Like many organisations, Essex County Council (ECC) faced challenges with its intranet. Some employees struggled to access resources and others struggled to find what they needed when they needed it to perform their jobs.
Cyber-Duck was brought on board to work in close partnership with ECC’s service transformation team to develop a deep understanding of intranet users right across the organisation. Who they are, and what resources and information did they need? Our user experience discovery, completed in-line with GOV.UK service standards, took place over 10 weeks and combined qualitative/quantitative research methods to answer these questions; to understand how the current intranet was and was not meeting user needs, to identify the assumptions to test through the subsequent alpha phase.
What we did
The best intranets are not a storage space, but a ‘hivemind’. They’re a crucial internal communication channel. With the correct approach, they become a one-stop-shop: linking departments and people that might otherwise struggle to come together.
ECC had a disparate intranet spread across multiple websites/platforms. For their 8,000 employees, information was difficult to access and find. Ultimately, it had lost its status as a reliable information source. Accelerated by the pandemic and adoption of remote-working, the lack of dissemination of information risked wider-scale issues for ECC.
Before committing to building a service/product, it is always best-practice to generate a deep understanding of the problem that needs to be solved. ECC needed to partner with an agency that specialised in inclusive design and would, importantly, be open to working with their researchers as a blended partnership.
Cyber-Duck was more than happy to do just that. With ECC’s own UX expertise and subject-matter-experts, we formed a multi-disciplinary team to tackle this issue, we conducted a 10-week Discovery. Our objectives were to:
Understand who uses the intranet and how? What do users need? Where are the current pain points?
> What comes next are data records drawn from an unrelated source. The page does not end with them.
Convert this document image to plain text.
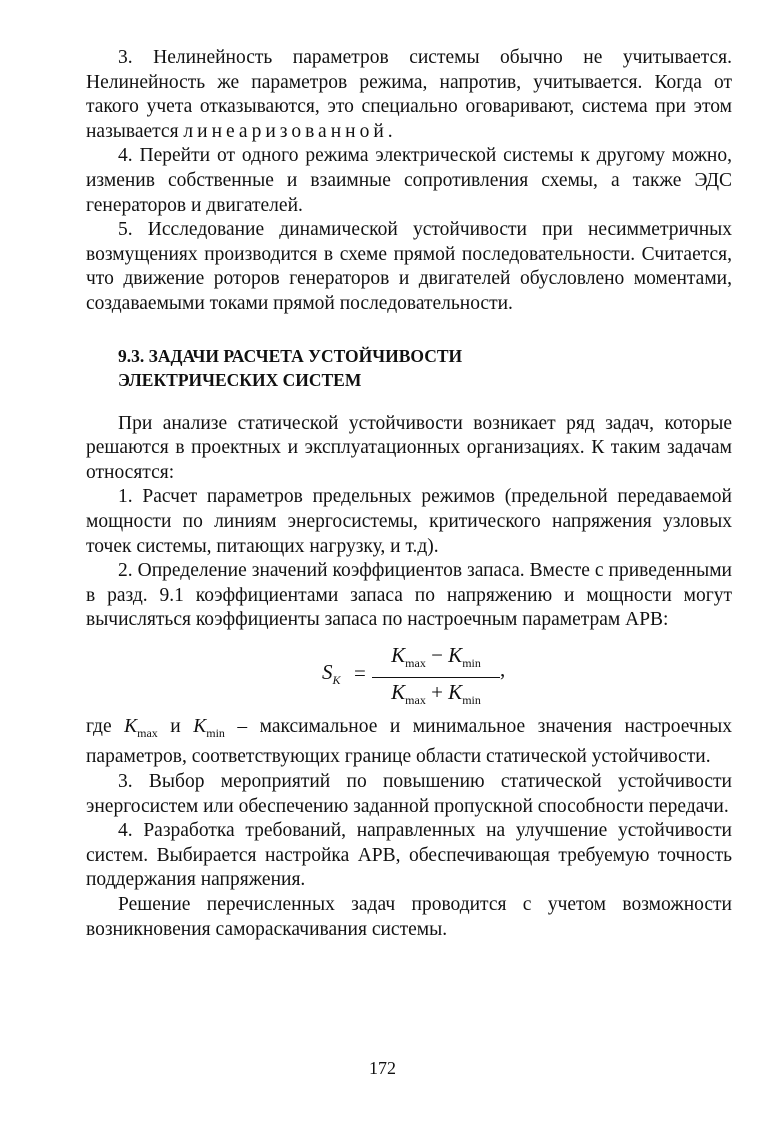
3. Нелинейность параметров системы обычно не учитывается. Нелинейность же параметров режима, напротив, учитывается. Когда от такого учета отказываются, это специально оговаривают, система при этом называется линеаризованной.

4. Перейти от одного режима электрической системы к другому можно, изменив собственные и взаимные сопротивления схемы, а также ЭДС генераторов и двигателей.

5. Исследование динамической устойчивости при несимметричных возмущениях производится в схеме прямой последовательности. Считается, что движение роторов генераторов и двигателей обусловлено моментами, создаваемыми токами прямой последовательности.

9.3. ЗАДАЧИ РАСЧЕТА УСТОЙЧИВОСТИ
ЭЛЕКТРИЧЕСКИХ СИСТЕМ

При анализе статической устойчивости возникает ряд задач, которые решаются в проектных и эксплуатационных организациях. К таким задачам относятся:

1. Расчет параметров предельных режимов (предельной передаваемой мощности по линиям энергосистемы, критического напряжения узловых точек системы, питающих нагрузку, и т.д).

2. Определение значений коэффициентов запаса. Вместе с приведенными в разд. 9.1 коэффициентами запаса по напряжению и мощности могут вычисляться коэффициенты запаса по настроечным параметрам АРВ:

$S_K$ =
$K_{max} - K_{min}$
$K_{max} + K_{min}$
,

где $K_{max}$ и $K_{min}$ – максимальное и минимальное значения настроечных параметров, соответствующих границе области статической устойчивости.

3. Выбор мероприятий по повышению статической устойчивости энергосистем или обеспечению заданной пропускной способности передачи.

4. Разработка требований, направленных на улучшение устойчивости систем. Выбирается настройка АРВ, обеспечивающая требуемую точность поддержания напряжения.

Решение перечисленных задач проводится с учетом возможности возникновения самораскачивания системы.

172
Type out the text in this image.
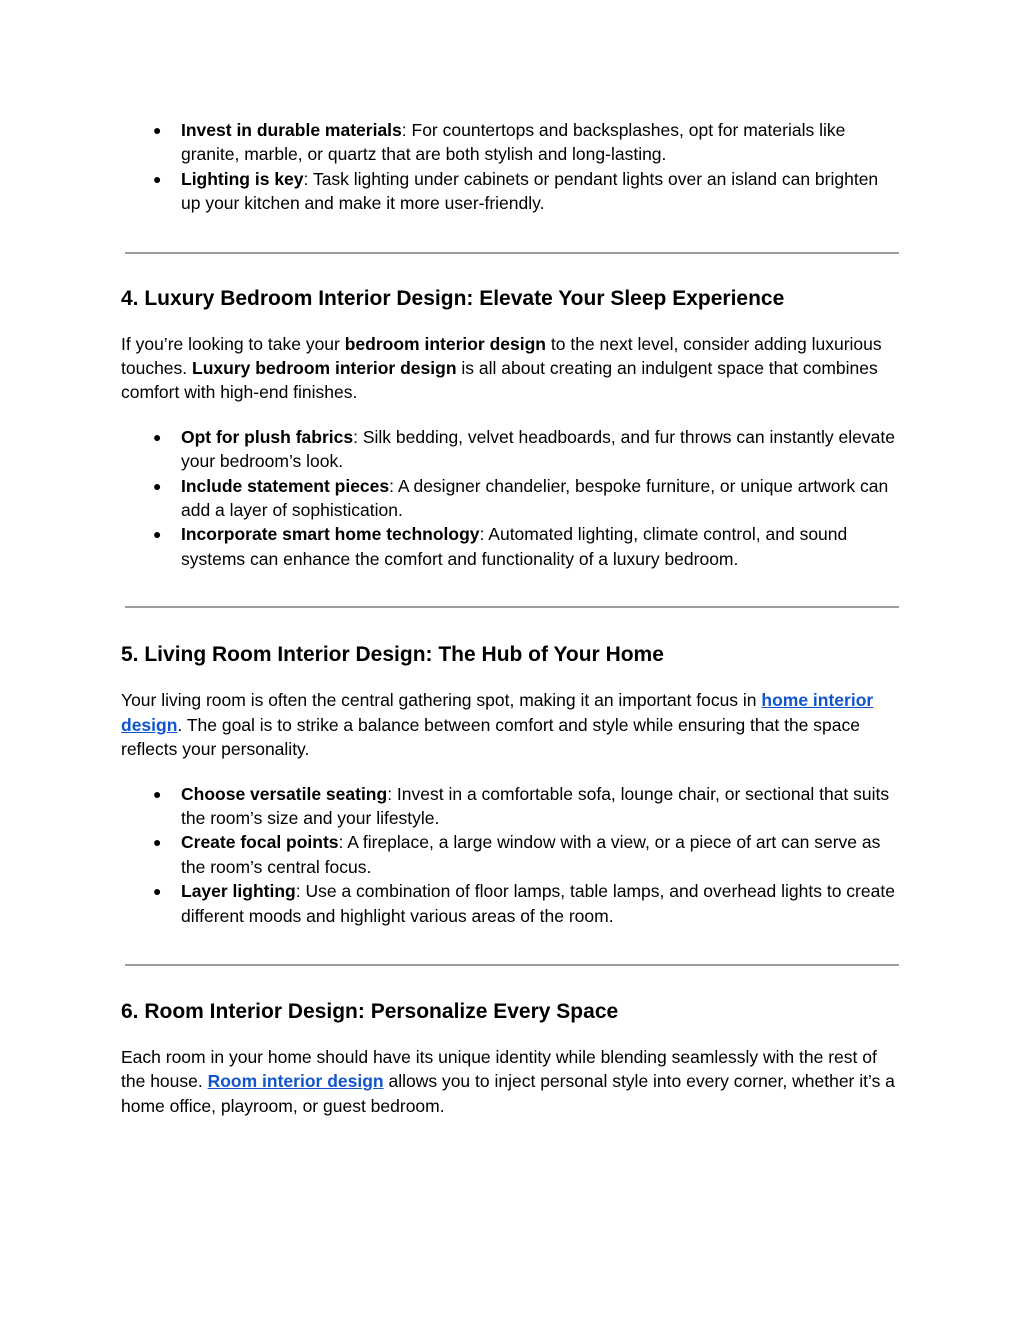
● Invest in durable materials: For countertops and backsplashes, opt for materials like granite, marble, or quartz that are both stylish and long-lasting.
● Lighting is key: Task lighting under cabinets or pendant lights over an island can brighten up your kitchen and make it more user-friendly.
4. Luxury Bedroom Interior Design: Elevate Your Sleep Experience

If you’re looking to take your bedroom interior design to the next level, consider adding luxurious touches. Luxury bedroom interior design is all about creating an indulgent space that combines comfort with high-end finishes.

● Opt for plush fabrics: Silk bedding, velvet headboards, and fur throws can instantly elevate your bedroom’s look.
● Include statement pieces: A designer chandelier, bespoke furniture, or unique artwork can add a layer of sophistication.
● Incorporate smart home technology: Automated lighting, climate control, and sound systems can enhance the comfort and functionality of a luxury bedroom.
5. Living Room Interior Design: The Hub of Your Home

Your living room is often the central gathering spot, making it an important focus in home interior design. The goal is to strike a balance between comfort and style while ensuring that the space reflects your personality.

● Choose versatile seating: Invest in a comfortable sofa, lounge chair, or sectional that suits the room’s size and your lifestyle.
● Create focal points: A fireplace, a large window with a view, or a piece of art can serve as the room’s central focus.
● Layer lighting: Use a combination of floor lamps, table lamps, and overhead lights to create different moods and highlight various areas of the room.
6. Room Interior Design: Personalize Every Space

Each room in your home should have its unique identity while blending seamlessly with the rest of the house. Room interior design allows you to inject personal style into every corner, whether it’s a home office, playroom, or guest bedroom.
Create a set of insights, that could drive potential solutions to be tested in an alpha phase for a more accessible and intuitive intranet experience, that works for all employees and council workers/partners
Landscape, audit and survey analysis
We kicked-off with a joint workshop between ECC and Cyber-Duck that established a shared understanding of the project goals, risks, and proto-needs of ECC’s users. During this, we explored a first take on what’s going well; what could be improved; and what hasn’t worked well in the past for the intranet.
Our team first took the time to establish the best tools/rituals to run the project, in an agile way. We encountered initial challenges around the best meeting rhythm and access to ECC’s intranet. By collaborating closely, we found workarounds to quickly solve these challenges; for example, ECC enabled screen-sharing so we could explore their existing Intranet.
We used this access to audit the ECC intranet, which consolidated our initial understanding from our early immersion workshops. This established common issues – such as ‘tool overload’ and ‘access’ to be explored further through user research.
We ran two surveys – with two branches of ECC staff – and conducted thematic analysis of 400+ responses. This raised more challenges, such as the lack of an overall ‘map’ of what content the intranet contained.
Cyber-Duck presented a final discovery playbook to ECC Council which we had worked on in true blended collaboration with their research team. It combined data from qualitative user research alongside quantitative analysis of data from Google Analytics and HotJar to deeply understand employees’ needs, with regards to the intranet.
Together, we expanded upon the brief by diagrammatically exploring the intranet not only as a core system, but how it interacted with their entire ecosystem. We drew key user journeys for each persona type.
Overall, we provided a summary of the research completed and even identified some ‘quick wins’ (e.g. content audit) that could be started immediately. Our discovery playbook explored and evaluated some ideas that would be taken to Alpha, for further development.
For instance, we analysed what a truly open and public information and resource platform might look like; we thought a well-structured, unified, and inclusive platform might enable knowledge-sharing with other councils, residents interested in joining the organisations, and increase employee satisfaction.
Lastly, we provided design principles for Alpha: ensuring that Discovery drove future design/development decisions. An example of this was Inclusivity: promoting equal access of information and resources to all employees, breaking down barriers that some employees currently face.
Our senior UX designer Fabiola worked closely with ECC’s user researcher Narelle Ong to develop a strong business case for the alpha, which allowed ECC to secure funding for the next phase. In November 2021, Fabiola and Narelle used the experience as the basis for an inspiring talk at UCD Gathering, an event for user-centred design and research practitioners, entitled “From Tension to Trust: How to Form a Partnership That Works”.
ECC wrote a fascinating blog about their experience working on the intranet discovery with us; we were pleased to find out that the “greatest benefit was the human connection we made, as a group of people working towards a common goal.
By adapting how we worked together throughout the discovery, we found ourselves better equipped to meet deadlines, to work more efficiently and deliver within budget. We also delivered comprehensive and sound research that provided a clear direction for the next phase of work, which will lead to better work-based resources for ECC employees.”